Volunteer Providing 'IMPACT' To Homeport Children

Marsh Run girls exercising on a Saturday outside Community Center

Marsh Run girls exercising on a Saturday outside Community Center

As an assignment supervisor in Franklin County’s juvenile court system, Kimberly Allen-Hairston sees the most challenging if not debilitating situations involving children.

Whether it is divorce, abuse, neglect, delinquency or child support, the issues and cases affecting local children are disturbing when taken in total, Hairston said. And worse, the problems can carry over from one generation to the next, she said.

It is why Hairston has chosen to get in front of the problems instead of witnessing them after the fact.

Since last fall Hairston has voluntarily visited Homeport’s Marsh Run community one Saturday each month, teaching pride, respect and responsibility to seven girls from fourth to sixth grade.
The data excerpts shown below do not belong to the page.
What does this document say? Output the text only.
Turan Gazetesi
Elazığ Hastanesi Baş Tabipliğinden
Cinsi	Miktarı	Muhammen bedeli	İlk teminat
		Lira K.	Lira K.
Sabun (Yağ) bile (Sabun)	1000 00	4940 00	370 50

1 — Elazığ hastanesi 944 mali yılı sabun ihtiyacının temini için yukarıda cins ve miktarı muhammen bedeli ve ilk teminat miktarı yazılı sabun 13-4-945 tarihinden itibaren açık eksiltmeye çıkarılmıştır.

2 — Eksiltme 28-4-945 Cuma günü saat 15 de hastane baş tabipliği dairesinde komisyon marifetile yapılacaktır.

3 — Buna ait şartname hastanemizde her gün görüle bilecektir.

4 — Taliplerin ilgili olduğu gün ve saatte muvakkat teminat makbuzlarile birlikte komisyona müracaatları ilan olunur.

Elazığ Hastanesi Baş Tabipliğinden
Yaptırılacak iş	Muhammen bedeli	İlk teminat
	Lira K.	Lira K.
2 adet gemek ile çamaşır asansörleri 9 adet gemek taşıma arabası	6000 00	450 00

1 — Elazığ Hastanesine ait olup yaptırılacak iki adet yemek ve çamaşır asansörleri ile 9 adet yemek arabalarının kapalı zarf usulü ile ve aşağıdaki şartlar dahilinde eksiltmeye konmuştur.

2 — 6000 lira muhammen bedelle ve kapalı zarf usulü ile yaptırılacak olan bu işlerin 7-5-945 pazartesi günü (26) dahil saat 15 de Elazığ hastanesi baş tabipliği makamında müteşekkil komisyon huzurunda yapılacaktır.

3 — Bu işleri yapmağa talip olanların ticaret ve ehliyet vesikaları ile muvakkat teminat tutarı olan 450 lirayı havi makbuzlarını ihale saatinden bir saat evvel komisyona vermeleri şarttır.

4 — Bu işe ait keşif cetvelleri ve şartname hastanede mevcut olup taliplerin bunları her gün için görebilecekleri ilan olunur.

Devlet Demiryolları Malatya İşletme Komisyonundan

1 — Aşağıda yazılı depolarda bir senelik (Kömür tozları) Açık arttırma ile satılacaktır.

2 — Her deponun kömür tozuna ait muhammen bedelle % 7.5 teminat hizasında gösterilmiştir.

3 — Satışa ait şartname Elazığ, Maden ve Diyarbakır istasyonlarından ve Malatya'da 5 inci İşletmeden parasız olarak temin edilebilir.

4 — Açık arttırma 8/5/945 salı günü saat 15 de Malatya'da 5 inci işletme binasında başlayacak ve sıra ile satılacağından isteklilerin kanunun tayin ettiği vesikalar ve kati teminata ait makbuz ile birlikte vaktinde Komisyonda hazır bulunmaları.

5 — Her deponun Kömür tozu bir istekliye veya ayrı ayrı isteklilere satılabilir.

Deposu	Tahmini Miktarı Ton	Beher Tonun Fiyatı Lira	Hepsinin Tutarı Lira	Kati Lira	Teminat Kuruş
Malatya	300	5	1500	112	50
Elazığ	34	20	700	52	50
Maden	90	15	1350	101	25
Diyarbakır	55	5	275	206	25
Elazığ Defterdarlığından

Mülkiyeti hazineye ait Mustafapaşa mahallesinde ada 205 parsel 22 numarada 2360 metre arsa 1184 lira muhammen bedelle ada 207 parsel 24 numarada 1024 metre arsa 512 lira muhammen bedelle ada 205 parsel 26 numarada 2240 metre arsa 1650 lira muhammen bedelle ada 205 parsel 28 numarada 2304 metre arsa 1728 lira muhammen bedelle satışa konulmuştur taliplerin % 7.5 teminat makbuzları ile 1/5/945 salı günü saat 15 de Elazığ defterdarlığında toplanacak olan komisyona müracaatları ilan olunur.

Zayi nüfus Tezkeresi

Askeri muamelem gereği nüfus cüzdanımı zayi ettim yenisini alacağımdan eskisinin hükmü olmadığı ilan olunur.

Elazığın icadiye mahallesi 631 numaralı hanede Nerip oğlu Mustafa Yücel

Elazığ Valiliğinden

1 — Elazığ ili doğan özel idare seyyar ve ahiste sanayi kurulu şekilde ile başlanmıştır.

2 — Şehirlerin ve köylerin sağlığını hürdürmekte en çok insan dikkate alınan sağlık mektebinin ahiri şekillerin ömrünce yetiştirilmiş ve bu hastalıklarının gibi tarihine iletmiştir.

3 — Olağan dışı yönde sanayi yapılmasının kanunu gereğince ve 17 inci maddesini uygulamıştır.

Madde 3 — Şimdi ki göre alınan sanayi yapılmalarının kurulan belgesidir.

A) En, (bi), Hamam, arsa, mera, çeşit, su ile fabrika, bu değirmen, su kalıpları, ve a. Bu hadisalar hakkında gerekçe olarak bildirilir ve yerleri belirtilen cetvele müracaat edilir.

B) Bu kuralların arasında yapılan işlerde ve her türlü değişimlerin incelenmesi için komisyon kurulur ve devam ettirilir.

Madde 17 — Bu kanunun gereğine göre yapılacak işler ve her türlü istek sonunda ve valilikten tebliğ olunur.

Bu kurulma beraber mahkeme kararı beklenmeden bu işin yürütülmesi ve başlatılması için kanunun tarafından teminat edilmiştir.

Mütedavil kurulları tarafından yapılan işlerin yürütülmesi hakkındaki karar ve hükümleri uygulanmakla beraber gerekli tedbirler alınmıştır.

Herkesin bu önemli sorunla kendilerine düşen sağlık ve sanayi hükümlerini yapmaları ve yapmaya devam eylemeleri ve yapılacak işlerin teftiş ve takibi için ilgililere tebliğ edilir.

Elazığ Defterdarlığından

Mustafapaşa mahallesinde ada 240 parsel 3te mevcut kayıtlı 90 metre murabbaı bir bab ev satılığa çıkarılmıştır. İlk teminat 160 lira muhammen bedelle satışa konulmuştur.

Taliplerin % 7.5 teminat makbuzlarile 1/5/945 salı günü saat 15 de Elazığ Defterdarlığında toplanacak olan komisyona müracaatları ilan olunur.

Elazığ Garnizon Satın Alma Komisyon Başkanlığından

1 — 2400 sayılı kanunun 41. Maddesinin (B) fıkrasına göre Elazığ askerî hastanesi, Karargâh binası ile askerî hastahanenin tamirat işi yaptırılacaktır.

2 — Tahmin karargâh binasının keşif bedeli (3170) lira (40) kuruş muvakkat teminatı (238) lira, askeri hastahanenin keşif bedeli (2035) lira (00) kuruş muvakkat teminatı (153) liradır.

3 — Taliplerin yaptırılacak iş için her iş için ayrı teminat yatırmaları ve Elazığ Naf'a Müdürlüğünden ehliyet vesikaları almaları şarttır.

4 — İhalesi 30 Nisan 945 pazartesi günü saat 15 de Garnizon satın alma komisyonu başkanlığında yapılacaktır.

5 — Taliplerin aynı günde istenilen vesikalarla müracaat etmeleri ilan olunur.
“My heart tells me I have to reach them,” said Hairston, who is close to retirement.  “I was blessed as a young girl to have a Mother and Grandmother who were very active in my life."

Morgen Wade, Homeport's Manager of Volunteer Engagement, said Hairston's commitment offers an extra layer of support for Moms and their daughters.

"From social media pressure to parents being forced to work longer days,  pre-teen children today have different challenges to navigate in their development than previous generations," Wade said.

Hairston, operating a program she calls IMPACT (I’m Protecting A Cherished Treasure), engages the children on any number of levels.

The children enjoy breakfast together, clean up the kitchen at their community center after they have eaten, exercise, and find ways to improve the Marsh Run complex. Sometimes they pick up litter to show pride in where they live.

Resident children apply makeup

Resident children apply makeup

“You know Miss Kim, this belongs to us,” the children tell her. “If we don’t care about it, who will?”  

One Saturday the children put makeup on Hairston before a wedding she was attending. 

“They were so excited -- so attentive. If you could have seen my lipstick . . . It was so much fun,” Hairston recalled.

The Saturday morning program also provides an opportunity to teach the children how to speak respectfully and care for one another. 

“I talk to the girls about being my sister’s keeper, to look out for each other as a friend, girls,” said Hairston, who has a bachelor’s degree in health and community services from Bowling Green State University.

Respect is a critical component of the activities, said Homeport Program Specialist Mark Childs.

“The goal is for the girls to cherish themselves, respect themselves. They begin the program by saying, “Who is a treasure?’’ Childs said. “They respond, ‘That is me!’ It is important because if you see yourself in a positive manner you’ll feel that way.’’

The Saturday morning IMPACT program is a pilot program that could be replicated elsewhere one day, Childs said. 

Childs said he goes to Marsh on Saturday to provide oversight to elementary age boys who are looking for similar direction. A formal program for boys is possible, too, he said.